Le dernier bilan de l’attaque terroriste du 15 mars 2019 contre deux mosquées de Christchurch, en Nouvelle-Zélande, atteint 50 morts et presque autant de blessés. Inévitablement, des questions surgissent sur les similitudes avec d’autres actes de terrorisme, à commencer par ceux de djihadistes de diverses obédiences, qui jalonnent constamment l’actualité depuis une vingtaine d’années. À vrai dire, pour un historien du terrorisme, le « modèle » qui vient d’abord à l’esprit est celui du massacre commis en février 1994 dans une mosquée d’Hébron par le colon terroriste juif (et médecin) Baruch Goldstein (1956-1994) : 29 morts, 125 blessés. Mais ce n’était pas la référence de Brenton Tarrant, le terroriste de Christchurch : sa principale inspiration était le Norvégien Anders Breivik (2011), dont les cibles étaient séculières. Il mentionne cependant — soit dans son manifeste, soit en ayant écrit leurs noms sur ses chargeurs — d’autres auteurs d’actes de terreur contre des lieux de culte (outre des terroristes ayant choisi des cibles non religieuses) : Dylann Roof, qui avait tiré sur des Noirs dans une église chrétiennne en Caroline du Sud en juin 2015 (9 morts, 3 blessés), Alexandre Bissonnette, auteur de l’attaque contre la grande mosquée de Québec en janvier 2017 (6 morts, 8 blessés) et Darren Osborne, qui avait volontairement lancé son véhicule contre des musulmans qui quittaient une mosquée londonienne en juin 2017 (1 mort, 10 blessés).
Tarrant est-il un « terrroriste chrétien » ? Non. Dans son texte, The Great Replacement, dont j’ai proposé une analyse critique, ses convictions religieuses semblent assez vagues, et il déclare lui-même ne pas savoir s’il se considère ou non comme chrétien. Le manifeste se termine à la fois par « Dieu vous bénissse » et par « Je vous reverrai au Valhalla », ce qui peut relever de formules convenues et révèle des sources éclectiques. C’est la principale différence par rapport aux djihadistes, qui justifient leurs actes par une doctrine religieuse, indépendamment de leur degré de connaissance de celles-ci : les théoriciens du djihadisme s’efforcent de fournir des arguments islamiques pour légitimer leur violence. Mais si le discours de Tarrant et de ses pareils n’est pas religieux, il renvoie aussi à des préoccupations ultimes, à des circonstances impérieuses qui autorisent la violence : dans le cas de Tarrant, il s’agit de la race blanche, menacée de « grand remplacement » par une immigration allogène et par la fécondité des populations extra-européennes.

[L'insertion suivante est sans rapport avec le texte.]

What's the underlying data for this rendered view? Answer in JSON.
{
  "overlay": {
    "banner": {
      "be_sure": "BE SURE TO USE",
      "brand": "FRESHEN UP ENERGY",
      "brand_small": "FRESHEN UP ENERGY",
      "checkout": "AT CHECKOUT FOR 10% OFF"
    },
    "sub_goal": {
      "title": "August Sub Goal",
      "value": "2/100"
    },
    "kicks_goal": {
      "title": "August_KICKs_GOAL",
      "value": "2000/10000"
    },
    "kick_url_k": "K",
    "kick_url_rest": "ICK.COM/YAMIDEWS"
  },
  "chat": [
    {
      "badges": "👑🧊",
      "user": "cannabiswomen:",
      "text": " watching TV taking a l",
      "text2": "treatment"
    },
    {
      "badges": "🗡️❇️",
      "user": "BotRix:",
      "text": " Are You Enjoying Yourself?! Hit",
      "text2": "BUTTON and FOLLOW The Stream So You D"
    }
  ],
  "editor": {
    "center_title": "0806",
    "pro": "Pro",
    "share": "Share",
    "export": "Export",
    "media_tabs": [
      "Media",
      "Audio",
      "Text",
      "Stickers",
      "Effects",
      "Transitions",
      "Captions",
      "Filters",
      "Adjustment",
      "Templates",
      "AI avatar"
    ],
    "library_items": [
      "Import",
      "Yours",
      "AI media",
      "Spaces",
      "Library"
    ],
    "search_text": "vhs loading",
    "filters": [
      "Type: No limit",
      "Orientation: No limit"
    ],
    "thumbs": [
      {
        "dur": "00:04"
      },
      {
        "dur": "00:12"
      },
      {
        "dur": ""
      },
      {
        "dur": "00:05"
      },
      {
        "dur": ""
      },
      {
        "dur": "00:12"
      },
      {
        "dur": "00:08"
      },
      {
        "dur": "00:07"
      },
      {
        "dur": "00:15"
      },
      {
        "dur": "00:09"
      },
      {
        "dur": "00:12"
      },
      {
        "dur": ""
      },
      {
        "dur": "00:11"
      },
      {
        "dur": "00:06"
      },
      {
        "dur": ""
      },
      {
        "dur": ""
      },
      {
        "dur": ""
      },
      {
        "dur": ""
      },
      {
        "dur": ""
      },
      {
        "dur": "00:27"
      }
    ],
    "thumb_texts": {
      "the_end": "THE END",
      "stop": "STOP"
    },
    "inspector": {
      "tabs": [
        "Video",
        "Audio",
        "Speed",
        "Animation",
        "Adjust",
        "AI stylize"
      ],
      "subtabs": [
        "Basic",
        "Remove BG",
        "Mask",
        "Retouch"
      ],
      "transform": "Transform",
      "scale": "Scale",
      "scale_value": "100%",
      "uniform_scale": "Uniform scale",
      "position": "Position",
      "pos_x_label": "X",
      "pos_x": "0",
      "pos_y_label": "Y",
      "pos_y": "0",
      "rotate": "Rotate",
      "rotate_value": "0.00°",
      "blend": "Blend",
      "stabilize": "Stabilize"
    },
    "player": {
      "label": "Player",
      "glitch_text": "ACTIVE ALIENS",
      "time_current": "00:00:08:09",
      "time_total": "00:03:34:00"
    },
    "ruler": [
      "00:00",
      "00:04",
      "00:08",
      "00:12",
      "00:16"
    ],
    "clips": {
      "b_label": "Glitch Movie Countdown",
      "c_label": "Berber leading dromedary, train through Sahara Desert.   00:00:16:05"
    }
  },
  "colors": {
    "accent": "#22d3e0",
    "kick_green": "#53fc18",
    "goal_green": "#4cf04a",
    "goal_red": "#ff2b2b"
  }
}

En effet, comme les djihadistes, Tarrant place « les siens » en position de victimes potentielles et suggère une interprétation défensive de ses actes, déclinés sur le mode d’une reconquête plus que d’une offensive.
À l’instar des djihadistes et autres militants islamistes, Tarrant veut aussi s’inscrire dans une histoire longue, quand il mentionne par exemple les « 1300 ans de guerre et de dévastation » causés par l’islam. Sur ses chargeurs, il ne se réfère pas seulement à des figures contemporaines, mais aussi à des guerriers et batailles contre des troupes musulmanes, remontant à plusieurs siècles et lui donnant le sentiment de s’inscrire dans une longue lignée de preux résistants aux vagues musulmanes sur tout le continent. Ce n’est peut-être pas une guerre cosmique, mais cela donne le sentiment d’un affrontement sans fin entre des civilisations inconciliables. Tarrant partage avec les djihadistes la conviction que le « choc des civilisations » n’est pas simplement une thèse de politologue, mais une réalité pérenne qui ne peut trouver d’issue que dans la résolution implacable de guerriers s’engageant dans un combat à mort. Tout cela mis en scène sur fond d’Internet, qui joue pour les uns et les autres un rôle crucial en tant que source d’information, moyen de communication et canal de propagande.